Goldman Sachs removes bankers’ bonus limits.

April 2024 -Goldman Sachs has made headlines by becoming the first investment bank to eliminate its cap on bankers’ bonuses, following recent adjustments to UK regulations. This move, the bank asserts, will afford “greater flexibility” and align more closely with practices observed in major financial hubs like Singapore and New York.

Previously, bonuses for bankers were restricted to twice their basic salary, a measure implemented by the EU in 2014 despite objections from the UK. The aim was to mitigate the sort of excessive risk-taking that precipitated the 2008 financial crisis. However, critics contended that this limitation could be circumvented by boosting base salaries, thereby complicating efforts to adjust compensation for poor performance or misconduct.

The Financial Conduct Authority, upon introducing the changes, anticipated that they would rectify these “unintended consequences.” The decision to remove the bonus cap was initially disclosed by Kwasi Kwarteng during his brief tenure as chancellor in 2022, with the intention of enhancing London’s competitiveness as a financial center.

Advocates for the banking sector argue that the bonus restriction hampers efforts to attract talent from the US and Asia to the UK. Goldman Sachs emphasized that this shift allows for better management of fixed costs throughout economic cycles and facilitates performance-based compensation, aligning the UK more closely with international financial norms.

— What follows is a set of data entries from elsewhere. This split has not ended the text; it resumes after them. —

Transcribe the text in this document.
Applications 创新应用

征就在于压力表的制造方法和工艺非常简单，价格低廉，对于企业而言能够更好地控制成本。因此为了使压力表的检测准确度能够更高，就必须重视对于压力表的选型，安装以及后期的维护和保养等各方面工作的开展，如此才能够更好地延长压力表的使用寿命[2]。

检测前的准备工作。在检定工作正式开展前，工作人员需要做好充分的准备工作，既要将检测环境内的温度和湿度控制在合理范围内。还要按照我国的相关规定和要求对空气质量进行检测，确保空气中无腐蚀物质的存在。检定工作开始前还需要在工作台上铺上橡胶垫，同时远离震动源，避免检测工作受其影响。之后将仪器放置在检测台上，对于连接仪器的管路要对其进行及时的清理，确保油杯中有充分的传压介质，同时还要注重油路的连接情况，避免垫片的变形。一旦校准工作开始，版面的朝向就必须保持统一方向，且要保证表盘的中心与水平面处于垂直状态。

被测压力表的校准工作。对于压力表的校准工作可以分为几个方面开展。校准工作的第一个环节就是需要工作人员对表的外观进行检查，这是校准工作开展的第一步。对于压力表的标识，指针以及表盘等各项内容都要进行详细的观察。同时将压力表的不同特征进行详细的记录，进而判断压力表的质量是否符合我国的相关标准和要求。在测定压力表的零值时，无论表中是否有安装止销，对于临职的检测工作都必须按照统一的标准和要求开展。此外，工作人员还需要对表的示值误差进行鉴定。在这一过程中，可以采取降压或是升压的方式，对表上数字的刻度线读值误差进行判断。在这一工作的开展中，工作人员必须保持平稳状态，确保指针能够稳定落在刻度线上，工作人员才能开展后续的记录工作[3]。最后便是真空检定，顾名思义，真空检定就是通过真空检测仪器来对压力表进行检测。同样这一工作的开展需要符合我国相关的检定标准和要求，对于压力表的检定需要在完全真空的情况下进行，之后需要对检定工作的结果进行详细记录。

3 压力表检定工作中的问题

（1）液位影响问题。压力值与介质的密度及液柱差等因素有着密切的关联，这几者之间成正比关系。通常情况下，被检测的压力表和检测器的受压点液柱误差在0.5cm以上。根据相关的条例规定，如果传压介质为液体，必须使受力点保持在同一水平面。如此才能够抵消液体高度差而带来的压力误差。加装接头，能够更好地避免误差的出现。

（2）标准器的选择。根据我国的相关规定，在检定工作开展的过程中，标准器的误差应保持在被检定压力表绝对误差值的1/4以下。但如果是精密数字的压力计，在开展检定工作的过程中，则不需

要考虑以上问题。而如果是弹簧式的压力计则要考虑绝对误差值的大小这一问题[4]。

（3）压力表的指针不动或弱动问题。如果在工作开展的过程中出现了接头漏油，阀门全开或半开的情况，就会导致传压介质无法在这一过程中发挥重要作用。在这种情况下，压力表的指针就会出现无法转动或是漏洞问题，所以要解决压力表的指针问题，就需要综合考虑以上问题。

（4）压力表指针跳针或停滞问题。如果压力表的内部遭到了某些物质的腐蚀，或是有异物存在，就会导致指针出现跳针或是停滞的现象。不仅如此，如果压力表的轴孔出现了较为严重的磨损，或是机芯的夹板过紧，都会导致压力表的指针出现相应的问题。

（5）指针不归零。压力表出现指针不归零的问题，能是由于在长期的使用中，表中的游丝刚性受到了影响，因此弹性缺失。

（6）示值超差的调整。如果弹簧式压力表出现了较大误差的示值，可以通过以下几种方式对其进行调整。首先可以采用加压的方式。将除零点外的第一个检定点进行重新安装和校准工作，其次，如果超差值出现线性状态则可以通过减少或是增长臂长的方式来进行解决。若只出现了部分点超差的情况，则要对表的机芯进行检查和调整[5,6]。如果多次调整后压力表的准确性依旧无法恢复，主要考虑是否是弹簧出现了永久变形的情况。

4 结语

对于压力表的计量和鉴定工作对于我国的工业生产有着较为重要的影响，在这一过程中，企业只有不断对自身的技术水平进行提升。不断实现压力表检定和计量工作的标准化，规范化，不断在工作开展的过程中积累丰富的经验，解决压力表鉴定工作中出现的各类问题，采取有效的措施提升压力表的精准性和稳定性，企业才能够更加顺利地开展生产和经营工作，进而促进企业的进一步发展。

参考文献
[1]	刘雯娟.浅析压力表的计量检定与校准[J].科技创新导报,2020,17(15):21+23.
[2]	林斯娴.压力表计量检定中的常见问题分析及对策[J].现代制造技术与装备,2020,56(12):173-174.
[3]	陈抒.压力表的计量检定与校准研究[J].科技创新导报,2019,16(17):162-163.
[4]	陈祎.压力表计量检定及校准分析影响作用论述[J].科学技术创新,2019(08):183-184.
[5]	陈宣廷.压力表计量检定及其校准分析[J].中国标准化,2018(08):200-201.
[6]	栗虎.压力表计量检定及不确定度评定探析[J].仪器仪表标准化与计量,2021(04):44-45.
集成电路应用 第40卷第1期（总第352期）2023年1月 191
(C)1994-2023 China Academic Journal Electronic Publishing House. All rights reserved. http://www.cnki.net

Several other banks are reportedly reassessing their compensation policies in light of these regulatory changes. However, not everyone in the banking industry welcomes the removal of the bonus cap, as some individuals prefer a higher proportion of their income to be in the form of guaranteed basic pay rather than performance-dependent bonuses.

When the decision to eliminate the bonus cap was announced, Trades Union Congress general secretary Paul Nowak criticized it as an “insult to working people,” particularly amidst widespread economic challenges. The debate over how best to structure banker compensation continues, balancing concerns around risk-taking, talent retention, and fairness in remuneration.